Polish Roman Catholic bishop

Jan Chrapek CSMA (18 July 1948 - 18 October 2001) was a Polish Roman Catholic bishop of the Diocese of Radom.

==Biography==
Chrapek was born in 1948 to Józef and Genowefa Chrapek. He began attending a minor seminary of the Congregation of Saint Michael the Archangel at Miejsce Piastowe in 1962. He took his first vows in 1966 and his perpetual vows on 26 August 1969. After taking his perpetual vows, he began to study philosophy and theology at the Instytut Teologiczny Księży Misjonarzy. He was ordained a priest by Ignacy Tokarczuk at Miejsce Piastowe on 3 May 1975, and received a magister degree from the John Paul II Catholic University of Lublin in pastoral theology in 1976 and a doctoral degree in 1979.

Between 1984 and 1986, Chrapek served as the editor for the monthly newspaper Powściągliwość i Praca.
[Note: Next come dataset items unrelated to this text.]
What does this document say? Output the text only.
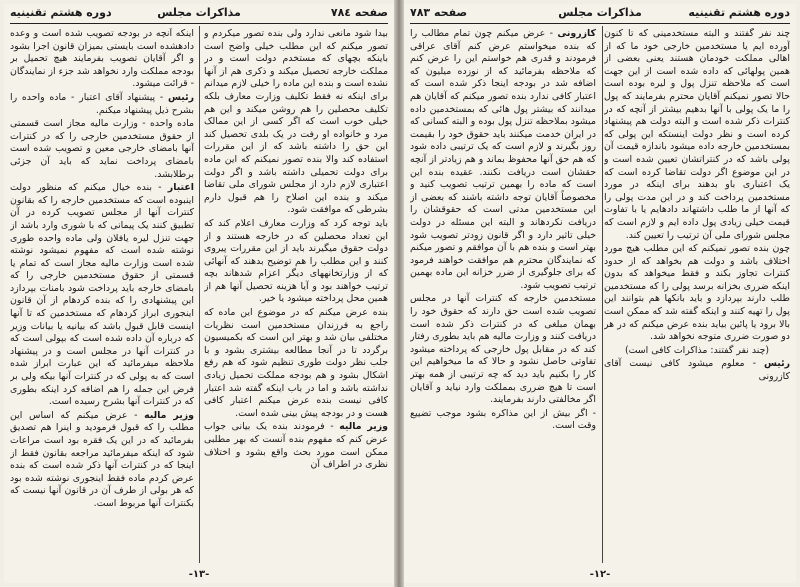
صفحه ۷۸٤
مذاکرات مجلس
دوره هشتم تقنينيه

بیدا شود مانعی ندارد ولی بنده تصور میکردم و تصور میکنم که این مطلب خیلی واضح است باینکه بچهای که مستخدم دولت است و در مملکت خارجه تحصیل میکند و ذکری هم از آنها نشده است و بنده این ماده را خیلی لازم میدانم برای اینکه نه فقط تکلیف وزارت معارف بلکه تکلیف محصلین را هم روشن میکند و این هم خیلی خوب است که اگر کسی از این ممالک مرد و خانواده او رفت در یک بلدی تحصیل کند این حق را داشته باشد که از این مقررات استفاده کند والا بنده تصور نمیکنم که این ماده برای دولت تحمیلی داشته باشد و اگر دولت اعتباری لازم دارد از مجلس شورای ملی تقاضا میکند و بنده این اصلاح را هم قبول دارم بشرطی که موافقت شود.

باید توجه کرد که وزارت معارف اعلام کند که این تعداد محصلین که در خارجه هستند و از دولت حقوق میگیرند باید از این مقررات پیروی کنند و این مطلب را هم توضیح بدهند که آنهائی که از وزارتخانههای دیگر اعزام شدهاند بچه ترتیب خواهند بود و آیا هزینه تحصیل آنها هم از همین محل پرداخته میشود یا خیر.

بنده عرض میکنم که در موضوع این ماده که راجع به فرزندان مستخدمین است نظریات مختلفی بیان شد و بهتر این است که بکمیسیون برگردد تا در آنجا مطالعه بیشتری بشود و با جلب نظر دولت طوری تنظیم شود که هم رفع اشکال بشود و هم بودجه مملکت تحمیل زیادی نداشته باشد و اما در باب اینکه گفته شد اعتبار کافی نیست بنده عرض میکنم اعتبار کافی هست و در بودجه پیش بینی شده است.

وزیر مالیه - فرمودند بنده یک بیانی جواب عرض کنم که مفهوم بنده آنست که بهر مطلبی ممکن است مورد بحث واقع بشود و اختلاف نظری در اطراف آن

اینکه آنچه در بودجه تصویب شده است و وعده دادهشده است بایستی بمیزان قانون اجرا بشود و اگر آقایان تصویب بفرمایند هیچ تحمیل بر بودجه مملکت وارد نخواهد شد جزء از نمایندگان - قرائت میشود.

رئیس - پیشنهاد آقای اعتبار - ماده واحده را بشرح ذیل پیشنهاد میکنم.

ماده واحده - وزارت مالیه مجاز است قسمتی از حقوق مستخدمین خارجی را که در کنترات آنها بامضای خارجی معین و تصویب شده است بامضای پرداخت نماید که باید آن جزئی برطلابشد.

اعتبار - بنده خیال میکنم که منظور دولت اینبوده است که مستخدمین خارجه را که بقانون کنترات آنها از مجلس تصویب کرده در آن تطبیق کنند یک پیمانی که با شوری وارد باشد از جهت تنزل لیره یافلان ولی ماده واحده طوری نوشته شده است که مفهوم نمیشود نوشته شده است وزارت مالیه مجاز است که تمام یا قسمتی از حقوق مستخدمین خارجی را که بامضای خارجه باید پرداخت شود بامنات بپردازد این پیشنهادی را که بنده کردهام از آن قانون اینجوری ابراز کردهام که مستخدمین که تا آنها اینست قابل قبول باشد که بیانیه یا بیانات وزیر که درباره آن داده شده است که بپولی است که در کنترات آنها در مجلس است و در پیشنهاد ملاحظه میفرمائید که این عبارت ابراز شده است که به پولی که در کنترات آنها بیکه ولی بر فرض این جمله را هم اضافه کرد اینکه بطوری که در کنترات آنها بشرح رسیده است.

وزیر مالیه - عرض میکنم که اساس این مطلب را که قبول فرمودید و اینرا هم تصدیق بفرمائید که در این یک فقره بود است مراعات شود که اینکه میفرمائید مراجعه بقانون فقط از اینجا که در کنترات آنها ذکر شده است که بنده عرض کردم ماده فقط اینجوری نوشته شده بود که هر بولی از طرف آن در قانون آنها نیست که بکنترات آنها مربوط است.

-۱۳-
دوره هشتم تقنينيه
مذاکرات مجلس
صفحه ۷۸۳

چند نفر گفتند و البته مستخدمینی که تا کنون آورده ایم یا مستخدمین خارجی خود ما که از اهالی مملکت خودمان هستند یعنی بعضی از همین پولهائی که داده شده است از این جهت است که ملاحظه تنزل پول و لیره بوده است حالا تصور نمیکنم آقایان محترم بفرمایند که پول را ما یک پولی با آنها بدهیم بیشتر از آنچه که در کنترات ذکر شده است و البته دولت هم پیشنهاد کرده است و نظر دولت اینستکه این پولی که بمستخدمین خارجه داده میشود باندازه قیمت آن پولی باشد که در کنتراتشان تعیین شده است و در این موضوع اگر دولت تقاضا کرده است که یک اعتباری باو بدهند برای اینکه در مورد مستخدمین پرداخت کند و در این مدت پولی را که آنها از ما طلب داشتهاند دادهایم یا با تفاوت قیمت خیلی زیادی پول داده ایم و لازم است که مجلس شورای ملی آن ترتیب را تعیین کند.

چون بنده تصور نمیکنم که این مطلب هیچ مورد اختلاف باشد و دولت هم بخواهد که از حدود کنترات تجاوز بکند و فقط میخواهد که بدون اینکه ضرری بخزانه برسد پولی را که مستخدمین طلب دارند بپردازد و باید بانکها هم بتوانند این پول را تهیه کنند و اینکه گفته شد که ممکن است بالا برود یا پائین بیاید بنده عرض میکنم که در هر دو صورت ضرری متوجه نخواهد شد.

(چند نفر گفتند: مذاکرات کافی است)

رئیس - معلوم میشود کافی نیست آقای کازرونی

کازرونی - عرض میکنم چون تمام مطالب را که بنده میخواستم عرض کنم آقای عراقی فرمودند و قدری هم خواستم این را عرض کنم که ملاحظه بفرمائید که از نوزده میلیون که اضافه شد در بودجه اینجا ذکر شده است که اعتبار کافی ندارد بنده تصور میکنم که آقایان هم میدانند که بیشتر پول هائی که بمستخدمین داده میشود بملاحظه تنزل پول بوده و البته کسانی که در ایران خدمت میکنند باید حقوق خود را بقیمت روز بگیرند و لازم است که یک ترتیبی داده شود که هم حق آنها محفوظ بماند و هم زیادتر از آنچه حقشان است دریافت نکنند. عقیده بنده این است که ماده را بهمین ترتیب تصویب کنید و مخصوصاً آقایان توجه داشته باشند که بعضی از این مستخدمین مدتی است که حقوقشان را دریافت نکردهاند و البته این مسئله در دولت خیلی تاثیر دارد و اگر قانون زودتر تصویب شود بهتر است و بنده هم با آن موافقم و تصور میکنم که نمایندگان محترم هم موافقت خواهند فرمود که برای جلوگیری از ضرر خزانه این ماده بهمین ترتیب تصویب شود.

مستخدمین خارجه که کنترات آنها در مجلس تصویب شده است حق دارند که حقوق خود را بهمان مبلغی که در کنترات ذکر شده است دریافت کنند و وزارت مالیه هم باید بطوری رفتار کند که در مقابل پول خارجی که پرداخته میشود تفاوتی حاصل نشود و حالا که ما میخواهیم این کار را بکنیم باید دید که چه ترتیبی از همه بهتر است تا هیچ ضرری بمملکت وارد نیاید و آقایان اگر مخالفتی دارند بفرمایند.

- اگر بیش از این مذاکره بشود موجب تضییع وقت است.

-۱۲-
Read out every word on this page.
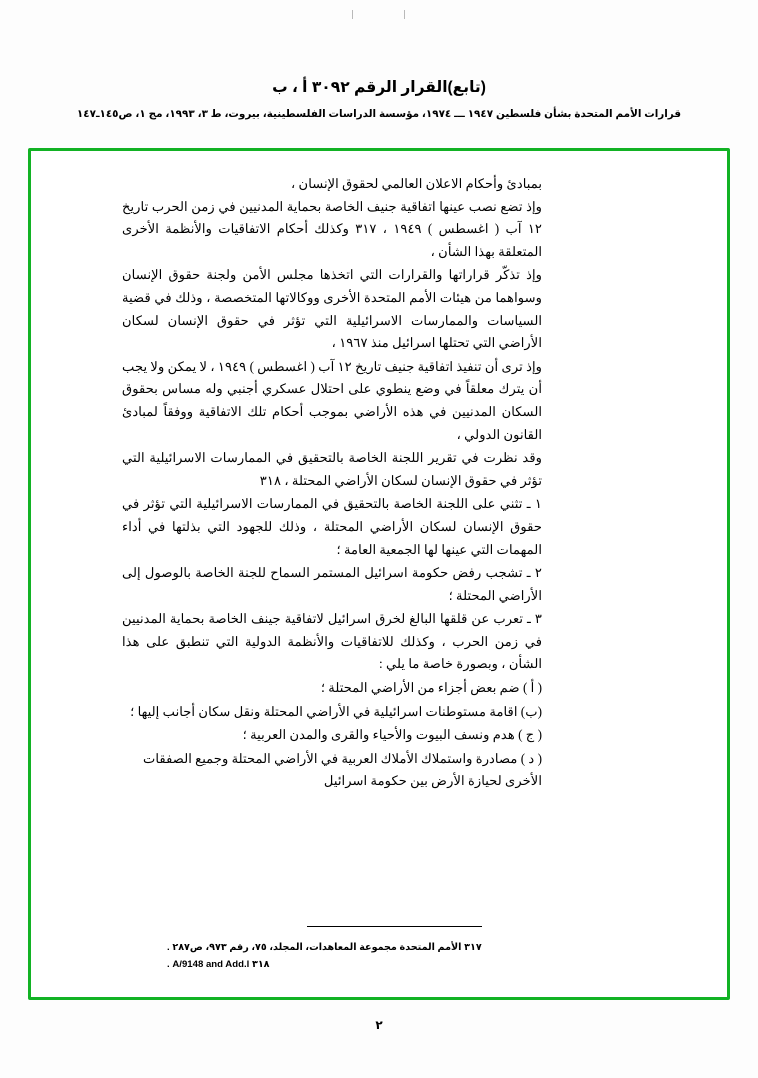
(تابع)القرار الرقم ٣٠٩٢ أ ، ب
قرارات الأمم المتحدة بشأن فلسطين ١٩٤٧ ـــ ١٩٧٤، مؤسسة الدراسات الفلسطينية، بيروت، ط ٣، ١٩٩٣، مج ١، ص١٤٥ـ١٤٧

بمبادئ وأحكام الاعلان العالمي لحقوق الإنسان ،

وإذ تضع نصب عينها اتفاقية جنيف الخاصة بحماية المدنيين في زمن الحرب تاريخ ١٢ آب ( اغسطس ) ١٩٤٩ ، ٣١٧ وكذلك أحكام الاتفاقيات والأنظمة الأخرى المتعلقة بهذا الشأن ،

وإذ تذكّر قراراتها والقرارات التي اتخذها مجلس الأمن ولجنة حقوق الإنسان وسواهما من هيئات الأمم المتحدة الأخرى ووكالاتها المتخصصة ، وذلك في قضية السياسات والممارسات الاسرائيلية التي تؤثر في حقوق الإنسان لسكان الأراضي التي تحتلها اسرائيل منذ ١٩٦٧ ،

وإذ ترى أن تنفيذ اتفاقية جنيف تاريخ ١٢ آب ( اغسطس ) ١٩٤٩ ، لا يمكن ولا يجب أن يترك معلقاً في وضع ينطوي على احتلال عسكري أجنبي وله مساس بحقوق السكان المدنيين في هذه الأراضي بموجب أحكام تلك الاتفاقية ووفقاً لمبادئ القانون الدولي ،

وقد نظرت في تقرير اللجنة الخاصة بالتحقيق في الممارسات الاسرائيلية التي تؤثر في حقوق الإنسان لسكان الأراضي المحتلة ، ٣١٨

١ ـ تثني على اللجنة الخاصة بالتحقيق في الممارسات الاسرائيلية التي تؤثر في حقوق الإنسان لسكان الأراضي المحتلة ، وذلك للجهود التي بذلتها في أداء المهمات التي عينها لها الجمعية العامة ؛

٢ ـ تشجب رفض حكومة اسرائيل المستمر السماح للجنة الخاصة بالوصول إلى الأراضي المحتلة ؛

٣ ـ تعرب عن قلقها البالغ لخرق اسرائيل لاتفاقية جينف الخاصة بحماية المدنيين في زمن الحرب ، وكذلك للاتفاقيات والأنظمة الدولية التي تنطبق على هذا الشأن ، وبصورة خاصة ما يلي :

( أ ) ضم بعض أجزاء من الأراضي المحتلة ؛

(ب) اقامة مستوطنات اسرائيلية في الأراضي المحتلة ونقل سكان أجانب إليها ؛

( ج ) هدم ونسف البيوت والأحياء والقرى والمدن العربية ؛

( د ) مصادرة واستملاك الأملاك العربية في الأراضي المحتلة وجميع الصفقات الأخرى لحيازة الأرض بين حكومة اسرائيل

٣١٧ الأمم المتحدة مجموعة المعاهدات، المجلد، ٧٥، رقم ٩٧٣، ص٢٨٧ .
٣١٨ A/9148 and Add.l .
٢
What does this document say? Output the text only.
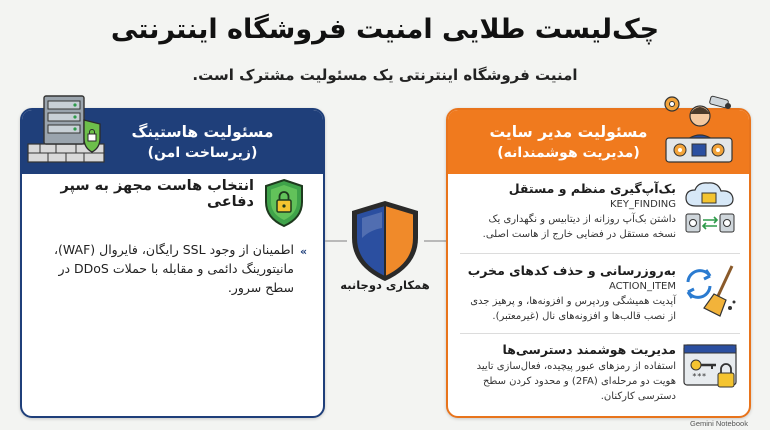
چک‌لیست طلایی امنیت فروشگاه اینترنتی
امنیت فروشگاه اینترنتی یک مسئولیت مشترک است.
مسئولیت هاستینگ
(زیرساخت امن)
انتخاب هاست مجهز به سپر دفاعی
«
اطمینان از وجود SSL رایگان، فایروال (WAF)، مانیتورینگ دائمی و مقابله با حملات DDoS در سطح سرور.	همکاری دوجانبه
مسئولیت مدیر سایت
(مدیریت هوشمندانه)
بک‌آپ‌گیری منظم و مستقل
KEY_FINDING
داشتن بک‌آپ روزانه از دیتابیس و نگهداری یک نسخه مستقل در فضایی خارج از هاست اصلی.
به‌روزرسانی و حذف کدهای مخرب
ACTION_ITEM
آپدیت همیشگی وردپرس و افزونه‌ها، و پرهیز جدی از نصب قالب‌ها و افزونه‌های نال (غیرمعتبر).
مدیریت هوشمند دسترسی‌ها
استفاده از رمزهای عبور پیچیده، فعال‌سازی تایید هویت دو مرحله‌ای (2FA) و محدود کردن سطح دسترسی کارکنان.
***
Gemini Notebook
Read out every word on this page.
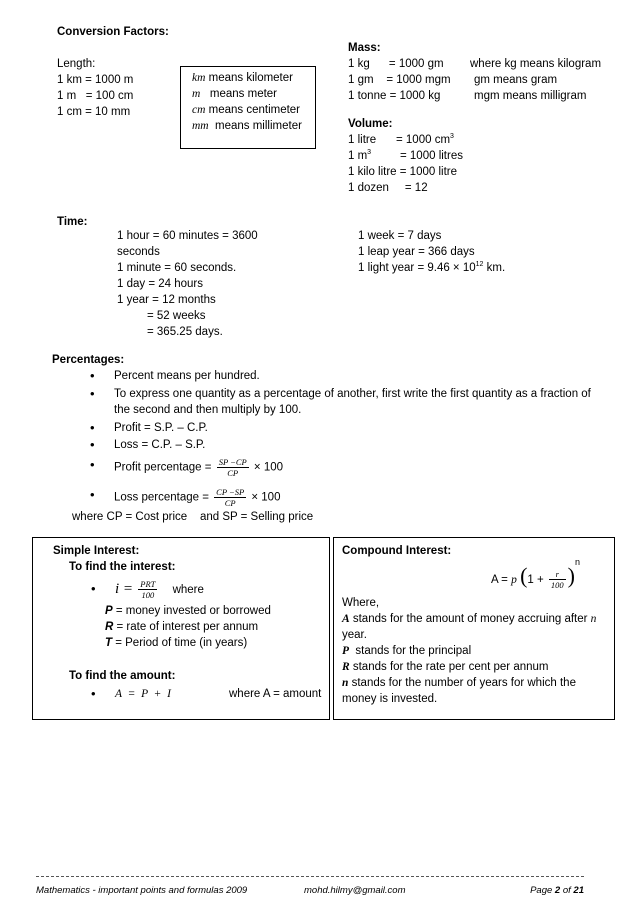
Conversion Factors:
Length:
1 km = 1000 m
1 m   = 100 cm
1 cm = 10 mm
km means kilometer
m   means meter
cm means centimeter
mm  means millimeter
Mass:
1 kg      = 1000 gm where kg means kilogram
1 gm    = 1000 mgm gm means gram
1 tonne = 1000 kg	mgm means milligram
Volume:
1 litre = 1000 $cm^3$
1 $m^3$	= 1000 litres
1 kilo litre = 1000 litre
1 dozen     = 12
Time:
1 hour = 60 minutes = 3600
seconds
1 minute = 60 seconds.
1 day = 24 hours
1 year = 12 months
= 52 weeks
= 365.25 days.
1 week = 7 days
1 leap year = 366 days
1 light year = $9.46 \times 10^{12}$ km.
Percentages:
• Percent means per hundred.
• To express one quantity as a percentage of another, first write the first quantity as a fraction of the second and then multiply by 100.
• Profit = S.P. – C.P.
• Loss = C.P. – S.P.
• Profit percentage = $\frac{SP -CP}{CP} \times 100$
• Loss percentage = $\frac{CP -SP}{CP} \times 100$
where CP = Cost price    and SP = Selling price
Simple Interest:
To find the interest:
• $i = \frac{\text{PRT}}{100}$ where
P = money invested or borrowed
R = rate of interest per annum
T = Period of time (in years)
To find the amount:
• A  =  P  +  I	where A = amount
Compound Interest:
A = p $(1 + \frac{r}{100} )^n$
Where,
A stands for the amount of money accruing after n
year.
P  stands for the principal
R stands for the rate per cent per annum
n stands for the number of years for which the
money is invested.
Mathematics - important points and formulas 2009	mohd.hilmy@gmail.com	Page 2 of 21
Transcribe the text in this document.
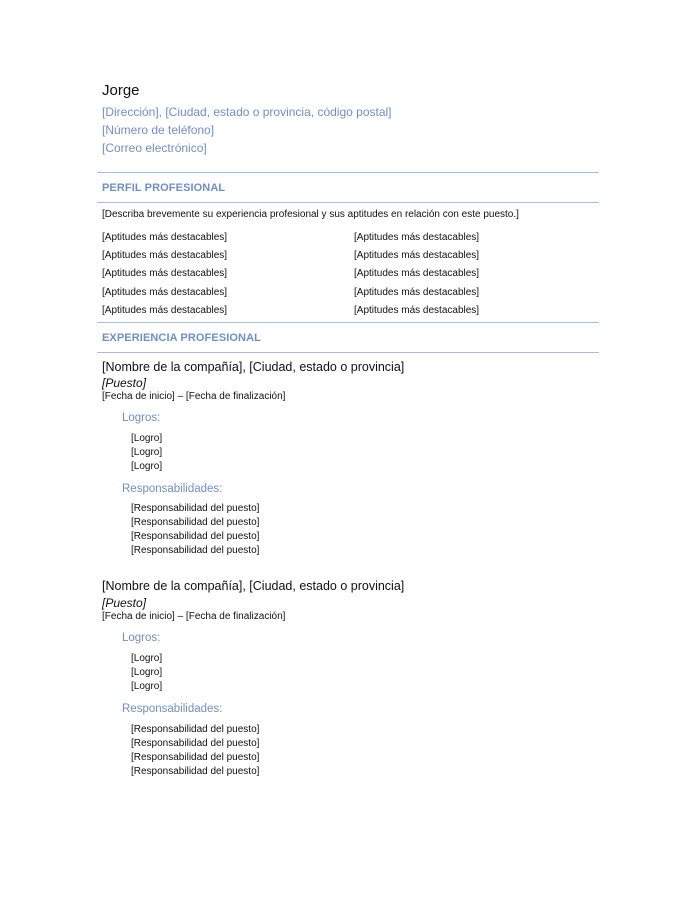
Jorge
[Dirección], [Ciudad, estado o provincia, código postal]
[Número de teléfono]
[Correo electrónico]
PERFIL PROFESIONAL
[Describa brevemente su experiencia profesional y sus aptitudes en relación con este puesto.]
[Aptitudes más destacables]
[Aptitudes más destacables]
[Aptitudes más destacables]
[Aptitudes más destacables]
[Aptitudes más destacables]
[Aptitudes más destacables]
[Aptitudes más destacables]
[Aptitudes más destacables]
[Aptitudes más destacables]
[Aptitudes más destacables]
EXPERIENCIA PROFESIONAL
[Nombre de la compañía], [Ciudad, estado o provincia]
[Puesto]
[Fecha de inicio] – [Fecha de finalización]
Logros:
[Logro]
[Logro]
[Logro]
Responsabilidades:
[Responsabilidad del puesto]
[Responsabilidad del puesto]
[Responsabilidad del puesto]
[Responsabilidad del puesto]
[Nombre de la compañía], [Ciudad, estado o provincia]
[Puesto]
[Fecha de inicio] – [Fecha de finalización]
Logros:
[Logro]
[Logro]
[Logro]
Responsabilidades:
[Responsabilidad del puesto]
[Responsabilidad del puesto]
[Responsabilidad del puesto]
[Responsabilidad del puesto]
In 1986, Chrapek was elected Superior General of the Congregation of Saint Michael the Archangel, which he served as until his nomination as bishop. On 25 March 1992, Pope John Paul II appointed Chrapek as auxiliary bishop of Drohiczyn and titular bishop of Cataquas; he was consecrated by Józef Kowalczyk, with co-consecration from Kazimierz Świątek and Edward Kisiel, on 5 June 1992 in Drohiczyn. He was appointed auxiliary bishop of Toruń on 20 June 1994 and bishop of Radom on 28 June 1999. He assumed the position of bishop of Radom on 21 August 1999. He died on 18 October 2001 following a car accident near Siekluki while returning to Radom from Warsaw.